A startup job post turned into full-on comment-section theater after applicants noticed a wild requirement at the bottom: send your resume, your college grades, and yes, your SAT score — even if you took that test decades ago. The original poster was baffled. In a hiring world where many companies now say they care more about side projects, work samples, and what you can do today, this felt to many readers like being judged by your 17-year-old self.
That’s where the crowd really lit the match. One camp basically shrugged and said: look, old test scores may be weird, but they’re still a rough stand-in for intelligence. One commenter bluntly argued that brainpower stays fairly stable over life, so using the score for sorting isn’t crazy. Another even preferred it to the dreaded coding interview circus, calling this the more honest version of an intelligence screen.
But the backlash was much louder — and much funnier. Critics roasted the idea as a possible compliance test, a fake-merit filter, or even a sneaky way to screen by age. The biggest laugh came from the commenter who joked that only younger applicants would even remember their SAT scores.
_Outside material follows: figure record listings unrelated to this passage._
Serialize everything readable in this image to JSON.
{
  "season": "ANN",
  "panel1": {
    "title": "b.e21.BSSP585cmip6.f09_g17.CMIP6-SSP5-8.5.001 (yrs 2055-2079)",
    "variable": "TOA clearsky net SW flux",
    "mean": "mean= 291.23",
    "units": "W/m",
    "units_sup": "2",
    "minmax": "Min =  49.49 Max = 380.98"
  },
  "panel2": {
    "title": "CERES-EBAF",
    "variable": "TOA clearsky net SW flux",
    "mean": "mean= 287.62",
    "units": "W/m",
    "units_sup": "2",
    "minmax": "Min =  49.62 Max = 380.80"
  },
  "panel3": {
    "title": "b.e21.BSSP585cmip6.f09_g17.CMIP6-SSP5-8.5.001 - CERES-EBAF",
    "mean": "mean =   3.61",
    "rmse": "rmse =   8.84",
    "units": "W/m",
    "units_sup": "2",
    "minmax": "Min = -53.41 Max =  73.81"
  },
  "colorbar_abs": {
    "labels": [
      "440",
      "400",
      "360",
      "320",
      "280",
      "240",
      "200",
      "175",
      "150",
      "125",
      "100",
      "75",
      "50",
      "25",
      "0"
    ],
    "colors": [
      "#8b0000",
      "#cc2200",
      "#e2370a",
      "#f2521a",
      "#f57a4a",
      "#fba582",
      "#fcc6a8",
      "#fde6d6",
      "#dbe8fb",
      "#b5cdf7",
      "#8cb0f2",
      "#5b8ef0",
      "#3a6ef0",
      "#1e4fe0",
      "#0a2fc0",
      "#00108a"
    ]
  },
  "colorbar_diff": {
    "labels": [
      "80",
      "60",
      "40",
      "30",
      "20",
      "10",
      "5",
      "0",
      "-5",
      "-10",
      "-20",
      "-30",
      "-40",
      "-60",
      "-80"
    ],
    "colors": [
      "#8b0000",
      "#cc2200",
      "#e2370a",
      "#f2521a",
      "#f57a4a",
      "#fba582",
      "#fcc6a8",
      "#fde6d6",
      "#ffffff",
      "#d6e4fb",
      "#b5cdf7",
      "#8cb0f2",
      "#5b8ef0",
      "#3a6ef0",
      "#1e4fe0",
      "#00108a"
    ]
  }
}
Then came the sleuthing: one user appeared to identify the company as Alpha Vantage, while another dropped a drive-by reference to Canonical, famous in some corners of tech gossip for a hiring process people love to complain about. Bottom line: the real application here may be for a role in the comments, where everyone is suddenly an expert in whether your teenage math score should follow you forever.
Key Points
- •The article centers on a startup job listing found through Y Combinator jobs that required applicants to submit undergraduate GPA and SAT or equivalent standardized test scores.
- •The listing stated that there were no cutoffs for GPA or test scores, but applications missing those metrics would be disqualified.
- •The article contrasts this requirement with a stated recent trend in tech and high-growth startups toward dropping degree requirements and emphasizing side projects and demonstrated initiative.
- •The article argues that SAT scores may correlate with professional success under ideal conditions but also describes multiple limitations in using decades-old scores for hiring decisions.
- •The article traces hiring assessments historically to military testing in 1917, including Robert Yerkes’s Army Alpha and Army Beta tests, and to assessment-center methods later studied by AT&T.